Second-Order Inverse Polynomial Model

These functions provide Second-Order Inverse Polynomial Model equation (invpoly2.fun()), as well as the self-starters for the nls() (SSinvpoly2()) and drc::drm() functions (DRCinvpoly2()).

Usage

invpoly2.fun(x, a, b, c)

SSinvpoly2(x, a, b, c)

DRCinvpoly2()

Arguments

x

A numeric vector of non-zero positive values (e.g., dose, time).

a

The coefficient of the \(1/x\) term in the linearised form. Controls the initial rise of the curve near the origin.

b

The coefficient of the linear term in the denominator. Along with c, determines the location and height of the response peak.

c

The coefficient of the quadratic term in the denominator. A positive value causes the curve to decline after reaching a maximum, producing a unimodal response.

Value

invpoly2.fun() and SSinvpoly2() return a numeric value, while DRCinvpoly2() returns a list containing the nonlinear function and the self starter function.

Details

The model is defined as:

$$y = \frac{x}{a + b x + c x^2}$$

where a controls the initial rise near the origin, b is the linear term in the denominator, and c is the quadratic term. A positive c causes the curve to reach a maximum and subsequently decline, producing a unimodal response.
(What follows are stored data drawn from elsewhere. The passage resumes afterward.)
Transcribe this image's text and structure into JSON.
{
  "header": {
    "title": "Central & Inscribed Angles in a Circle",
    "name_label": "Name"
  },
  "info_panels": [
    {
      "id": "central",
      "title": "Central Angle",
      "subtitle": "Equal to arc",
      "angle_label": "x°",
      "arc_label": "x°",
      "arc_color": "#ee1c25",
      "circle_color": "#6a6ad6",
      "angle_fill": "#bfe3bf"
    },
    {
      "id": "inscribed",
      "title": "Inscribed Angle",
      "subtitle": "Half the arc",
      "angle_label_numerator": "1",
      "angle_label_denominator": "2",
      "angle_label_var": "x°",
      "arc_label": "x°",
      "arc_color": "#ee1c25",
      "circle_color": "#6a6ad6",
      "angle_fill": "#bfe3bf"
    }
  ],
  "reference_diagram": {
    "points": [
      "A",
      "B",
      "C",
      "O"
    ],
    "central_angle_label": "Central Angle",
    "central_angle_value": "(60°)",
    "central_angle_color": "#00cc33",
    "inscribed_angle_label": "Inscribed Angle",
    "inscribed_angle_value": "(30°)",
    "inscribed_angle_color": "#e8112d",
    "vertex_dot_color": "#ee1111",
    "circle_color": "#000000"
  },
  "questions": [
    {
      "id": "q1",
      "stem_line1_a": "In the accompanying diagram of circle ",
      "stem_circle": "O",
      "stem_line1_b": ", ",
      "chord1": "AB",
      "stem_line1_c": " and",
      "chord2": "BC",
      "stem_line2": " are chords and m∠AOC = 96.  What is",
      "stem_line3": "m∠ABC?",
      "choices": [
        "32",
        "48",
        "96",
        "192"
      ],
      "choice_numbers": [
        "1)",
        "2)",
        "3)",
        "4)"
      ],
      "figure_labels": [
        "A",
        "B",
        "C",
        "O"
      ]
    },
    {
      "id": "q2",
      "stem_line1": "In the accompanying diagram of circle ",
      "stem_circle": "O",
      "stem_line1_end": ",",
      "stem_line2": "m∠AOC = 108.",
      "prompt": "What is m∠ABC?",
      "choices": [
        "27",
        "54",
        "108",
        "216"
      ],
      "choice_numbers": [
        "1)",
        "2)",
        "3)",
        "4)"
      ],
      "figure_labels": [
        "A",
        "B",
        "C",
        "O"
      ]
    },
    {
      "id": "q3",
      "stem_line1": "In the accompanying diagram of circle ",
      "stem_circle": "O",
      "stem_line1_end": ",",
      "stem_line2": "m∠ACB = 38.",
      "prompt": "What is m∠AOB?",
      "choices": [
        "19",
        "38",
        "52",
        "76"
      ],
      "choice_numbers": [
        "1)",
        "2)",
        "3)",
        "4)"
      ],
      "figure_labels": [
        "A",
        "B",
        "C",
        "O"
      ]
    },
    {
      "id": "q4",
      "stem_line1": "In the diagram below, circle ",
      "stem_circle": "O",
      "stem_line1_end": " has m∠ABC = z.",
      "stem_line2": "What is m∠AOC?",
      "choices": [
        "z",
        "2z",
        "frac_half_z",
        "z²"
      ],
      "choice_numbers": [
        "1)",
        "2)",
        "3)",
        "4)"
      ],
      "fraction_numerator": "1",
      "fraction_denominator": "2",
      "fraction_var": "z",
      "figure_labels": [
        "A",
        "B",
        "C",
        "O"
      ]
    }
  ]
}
Unlike the first-order model SSinvpoly1(), the quadratic term in the denominator allows the curve to reach a maximum and subsequently decline, making it suitable for unimodal dose-response relationships.

See also

Other non-linear functions, self-starters: chaprich.fun(), exp3.fun(), expneg.fun(), expneg2.fun(), invpoly1.fun(), invpoly3.fun(), kostmod.fun(), varexp.fun(), vargauss.fun(), varsph.fun()

Examples

x <- seq(1, 20, length.out = 50)
y <- invpoly2.fun(x, a = 1, b = 0.5, c = 0.02) + rnorm(50, sd = 0.05)
df <- data.frame(x = x, y = y)
mod = nls(y ~ SSinvpoly2(x, a, b, c), data = df)
summary(mod)
#> 
#> Formula: y ~ SSinvpoly2(x, a, b, c)
#> 
#> Parameters:
#>   Estimate Std. Error t value Pr(>|t|)    
#> a 0.886425   0.073827   12.01 6.36e-16 ***
#> b 0.527991   0.025684   20.56  < 2e-16 ***
#> c 0.017986   0.001615   11.14 8.79e-15 ***
#> ---
#> Signif. codes:  0 ‘***’ 0.001 ‘**’ 0.01 ‘*’ 0.05 ‘.’ 0.1 ‘ ’ 1
#> 
#> Residual standard error: 0.05142 on 47 degrees of freedom
#> 
#> Number of iterations to convergence: 2 
#> Achieved convergence tolerance: 4.586e-06
#> 
plot(x, y, cex = 0.8)
lines(x, predict(mod), col = 'blue')


if (FALSE) { # \dontrun{
mod = drc::drm(y ~ x, data = df, fct = DRCinvpoly2())
summary(mod)
plot(mod, log = "")
} # }